De bezettingsjaren markeren praktisch het einde van Amelinks loopbaan. Kort voor de liquidatie van het CNV was hij op 30 juni 1941 met circa negentig andere vooraanstaande antirevolutionairen gearresteerd. Van 30 juni 1941 tot 17 december 1942 verbleef hij achtereenvolgens in het Polizeiliches Durchgangslager Schoorl, het concentratiekamp Buchenwald, en de gijzelaarskampen Haaren en Sint-Michielsgestel. De psychische belasting van deze internering en van de onderduikperiode in het laatste oorlogsjaar schaadde zijn voorheen grote vitaliteit. In de kampen heeft hij niet deelgenomen aan het 'eliteberaad', waarvan hij de politieke consequenties vreesde.

Na een kortstondig lidmaatschap van de Voorlopige Staten-Generaal trok Amelink, die inmiddels gepensioneerd was, zich in 1946 uit het openbare leven terug. Toen hij in 1952 bedankte voor het lidmaatschap van de ARP werd daaraan geen ruchtbaarheid gegeven. Uit diepgewortelde antithetische overtuiging weigerde hij de deelneming van de ARP aan het tweede kabinet-Drees (1952-1956) te accepteren.
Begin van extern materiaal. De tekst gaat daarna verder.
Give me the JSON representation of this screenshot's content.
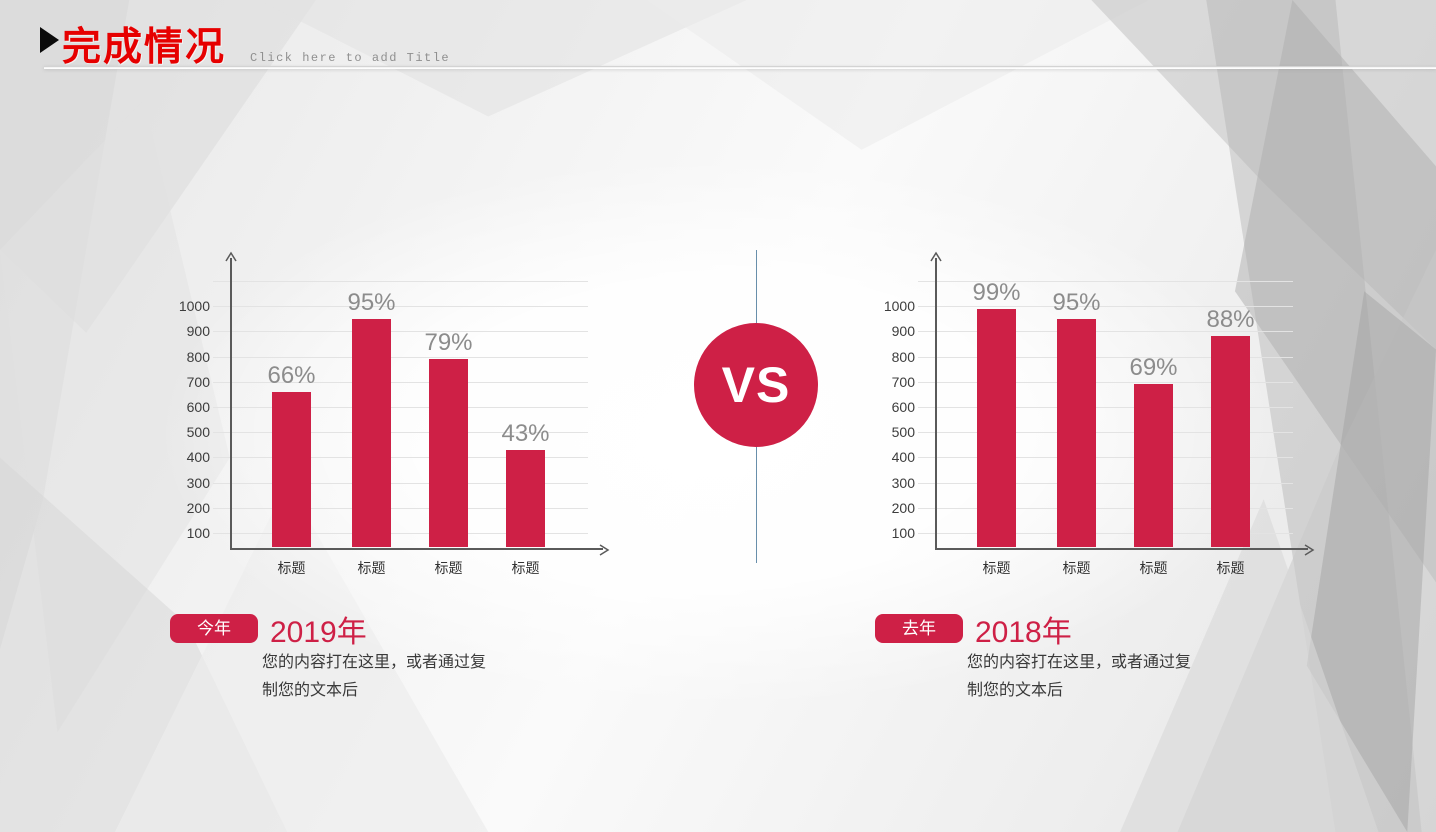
{
  "slide": {
    "title": "完成情况",
    "subtitle": "Click here to add Title"
  },
  "vs": {
    "label": "VS"
  },
  "colors": {
    "crimson": "#CE2046",
    "title_red": "#E60000",
    "divider_blue": "#4D7B9C",
    "bar_value_gray": "#8C8C8C"
  },
  "chart_data": [
    {
      "type": "bar",
      "side": "left",
      "badge": "今年",
      "year_title": "2019年",
      "description": "您的内容打在这里，或者通过复制您的文本后",
      "categories": [
        "标题",
        "标题",
        "标题",
        "标题"
      ],
      "values": [
        66,
        95,
        79,
        43
      ],
      "value_labels": [
        "66%",
        "95%",
        "79%",
        "43%"
      ],
      "value_unit": "percent plotted on 0-1000 axis (×10)",
      "yticks": [
        100,
        200,
        300,
        400,
        500,
        600,
        700,
        800,
        900,
        1000
      ],
      "ylim": [
        0,
        1100
      ],
      "grid": true,
      "legend": "none",
      "xlabel": "",
      "ylabel": ""
    },
    {
      "type": "bar",
      "side": "right",
      "badge": "去年",
      "year_title": "2018年",
      "description": "您的内容打在这里，或者通过复制您的文本后",
      "categories": [
        "标题",
        "标题",
        "标题",
        "标题"
      ],
      "values": [
        99,
        95,
        69,
        88
      ],
      "value_labels": [
        "99%",
        "95%",
        "69%",
        "88%"
      ],
      "value_unit": "percent plotted on 0-1000 axis (×10)",
      "yticks": [
        100,
        200,
        300,
        400,
        500,
        600,
        700,
        800,
        900,
        1000
      ],
      "ylim": [
        0,
        1100
      ],
      "grid": true,
      "legend": "none",
      "xlabel": "",
      "ylabel": ""
    }
  ]
}
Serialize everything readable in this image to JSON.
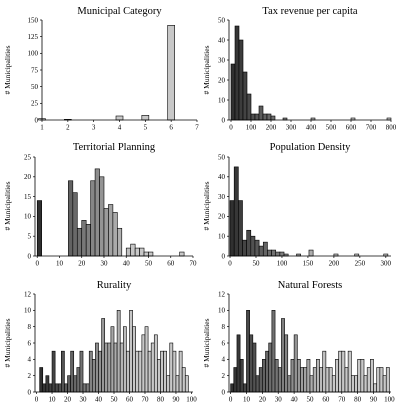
{
  "chart_data": [
    {
      "type": "bar",
      "title": "Municipal Category",
      "ylabel": "# Municipalities",
      "xlim": [
        1,
        7
      ],
      "ylim": [
        0,
        150
      ],
      "xticks": [
        1,
        2,
        3,
        4,
        5,
        6,
        7
      ],
      "yticks": [
        0,
        25,
        50,
        75,
        100,
        125,
        150
      ],
      "bar_color": "#c8c8c8",
      "x": [
        1,
        2,
        3,
        4,
        5,
        6
      ],
      "values": [
        2,
        1,
        0,
        6,
        7,
        142
      ]
    },
    {
      "type": "bar",
      "title": "Tax revenue per capita",
      "ylabel": "# Municipalities",
      "xlim": [
        -10,
        800
      ],
      "ylim": [
        0,
        50
      ],
      "xticks": [
        0,
        100,
        200,
        300,
        400,
        500,
        600,
        700,
        800
      ],
      "yticks": [
        0,
        10,
        20,
        30,
        40,
        50
      ],
      "bar_color_ramp": [
        "#303030",
        "#c8c8c8"
      ],
      "x": [
        0,
        20,
        40,
        60,
        80,
        100,
        120,
        140,
        160,
        180,
        200,
        220,
        240,
        260,
        280,
        300,
        320,
        340,
        360,
        380,
        400,
        420,
        440,
        460,
        480,
        500,
        520,
        540,
        560,
        580,
        600,
        620,
        640,
        660,
        680,
        700,
        720,
        740,
        760,
        780
      ],
      "values": [
        28,
        47,
        40,
        24,
        13,
        3,
        3,
        7,
        3,
        3,
        2,
        0,
        0,
        1,
        0,
        0,
        0,
        0,
        0,
        0,
        1,
        0,
        0,
        0,
        0,
        0,
        0,
        0,
        0,
        0,
        1,
        0,
        0,
        0,
        0,
        0,
        0,
        0,
        0,
        1
      ]
    },
    {
      "type": "bar",
      "title": "Territorial Planning",
      "ylabel": "# Municipalities",
      "xlim": [
        -1,
        70
      ],
      "ylim": [
        0,
        25
      ],
      "xticks": [
        0,
        10,
        20,
        30,
        40,
        50,
        60,
        70
      ],
      "yticks": [
        0,
        5,
        10,
        15,
        20,
        25
      ],
      "bar_color_ramp": [
        "#303030",
        "#c8c8c8"
      ],
      "x": [
        0,
        2,
        4,
        6,
        8,
        10,
        12,
        14,
        16,
        18,
        20,
        22,
        24,
        26,
        28,
        30,
        32,
        34,
        36,
        38,
        40,
        42,
        44,
        46,
        48,
        50,
        52,
        54,
        56,
        58,
        60,
        62,
        64,
        66,
        68
      ],
      "values": [
        14,
        0,
        0,
        0,
        0,
        0,
        0,
        19,
        16,
        7,
        9,
        8,
        19,
        22,
        20,
        12,
        13,
        11,
        7,
        0,
        2,
        3,
        2,
        2,
        1,
        1,
        0,
        0,
        0,
        0,
        0,
        0,
        1,
        0,
        0
      ]
    },
    {
      "type": "bar",
      "title": "Population Density",
      "ylabel": "# Municipalities",
      "xlim": [
        -2,
        310
      ],
      "ylim": [
        0,
        50
      ],
      "xticks": [
        0,
        50,
        100,
        150,
        200,
        250,
        300
      ],
      "yticks": [
        0,
        10,
        20,
        30,
        40,
        50
      ],
      "bar_color_ramp": [
        "#303030",
        "#c8c8c8"
      ],
      "x": [
        0,
        8,
        16,
        24,
        32,
        40,
        48,
        56,
        64,
        72,
        80,
        88,
        96,
        104,
        112,
        120,
        128,
        136,
        144,
        152,
        160,
        168,
        176,
        184,
        192,
        200,
        208,
        216,
        224,
        232,
        240,
        248,
        256,
        264,
        272,
        280,
        288,
        296
      ],
      "values": [
        28,
        45,
        28,
        8,
        13,
        10,
        8,
        5,
        7,
        3,
        3,
        2,
        2,
        1,
        0,
        0,
        1,
        0,
        0,
        3,
        0,
        0,
        0,
        0,
        0,
        1,
        0,
        0,
        0,
        0,
        1,
        0,
        0,
        0,
        0,
        0,
        0,
        1
      ]
    },
    {
      "type": "bar",
      "title": "Rurality",
      "ylabel": "# Municipalities",
      "xlim": [
        -1,
        101
      ],
      "ylim": [
        0,
        12
      ],
      "xticks": [
        0,
        10,
        20,
        30,
        40,
        50,
        60,
        70,
        80,
        90,
        100
      ],
      "yticks": [
        0,
        2,
        4,
        6,
        8,
        10,
        12
      ],
      "bar_color_ramp": [
        "#303030",
        "#c8c8c8"
      ],
      "x": [
        2,
        4,
        6,
        8,
        10,
        12,
        14,
        16,
        18,
        20,
        22,
        24,
        26,
        28,
        30,
        32,
        34,
        36,
        38,
        40,
        42,
        44,
        46,
        48,
        50,
        52,
        54,
        56,
        58,
        60,
        62,
        64,
        66,
        68,
        70,
        72,
        74,
        76,
        78,
        80,
        82,
        84,
        86,
        88,
        90,
        92,
        94,
        96
      ],
      "values": [
        3,
        1,
        2,
        1,
        5,
        1,
        1,
        5,
        1,
        2,
        5,
        2,
        3,
        5,
        1,
        1,
        5,
        4,
        6,
        5,
        9,
        6,
        6,
        8,
        6,
        10,
        6,
        8,
        5,
        10,
        8,
        5,
        5,
        7,
        8,
        5,
        6,
        7,
        4,
        5,
        5,
        2,
        6,
        5,
        2,
        5,
        3,
        2
      ]
    },
    {
      "type": "bar",
      "title": "Natural Forests",
      "ylabel": "# Municipalities",
      "xlim": [
        -1,
        101
      ],
      "ylim": [
        0,
        12
      ],
      "xticks": [
        0,
        10,
        20,
        30,
        40,
        50,
        60,
        70,
        80,
        90,
        100
      ],
      "yticks": [
        0,
        2,
        4,
        6,
        8,
        10,
        12
      ],
      "bar_color_ramp": [
        "#303030",
        "#c8c8c8"
      ],
      "x": [
        0,
        2,
        4,
        6,
        8,
        10,
        12,
        14,
        16,
        18,
        20,
        22,
        24,
        26,
        28,
        30,
        32,
        34,
        36,
        38,
        40,
        42,
        44,
        46,
        48,
        50,
        52,
        54,
        56,
        58,
        60,
        62,
        64,
        66,
        68,
        70,
        72,
        74,
        76,
        78,
        80,
        82,
        84,
        86,
        88,
        90,
        92,
        94,
        96,
        98
      ],
      "values": [
        1,
        3,
        7,
        4,
        1,
        10,
        7,
        6,
        2,
        3,
        4,
        5,
        6,
        10,
        4,
        3,
        9,
        7,
        2,
        4,
        7,
        4,
        3,
        3,
        4,
        2,
        3,
        4,
        3,
        5,
        3,
        3,
        2,
        4,
        5,
        5,
        3,
        5,
        2,
        2,
        4,
        4,
        2,
        3,
        4,
        1,
        3,
        3,
        2,
        3
      ]
    }
  ]
}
Dat de partijleiding in het geheel niet op dit bedanken reageerde heeft hem bijzonder gegriefd. De benoeming tot Officier in de Orde van Oranje-Nassau, die hij op 17 april 1953 kreeg wegens zijn grote verdiensten als inspirator van de PBO-gedachte, beschouwde hij daarentegen als het hoogtepunt van zijn leven. Het fiasco van zijn PBO-ideaal heeft hij niet meer meegemaakt.

A: Collectie-Amelink in familiebezit.

P: Behalve de reeds genoemde: Das Vereinigungsrecht vom christlichen Standpunkt (Utrecht, [s.a.]; Verkorting van arbeidsduur en drankgebruik (Apeldoorn, [1913]); De sociale wetgeving (Hoorn, 1939); '40 Jaar Christelijk Nationaal Vakverbond', in Evangelie en Maatschappij 2 (1948-1949) 254-273; 'Inrichting van de vakorganisatie en verhouding tot de algemene bonden', in Verslag Christelijke-Sociale Conferentie te Lunteren van 6 tot en met 11 Juli 1914 (Utrecht, 1951) 84-100.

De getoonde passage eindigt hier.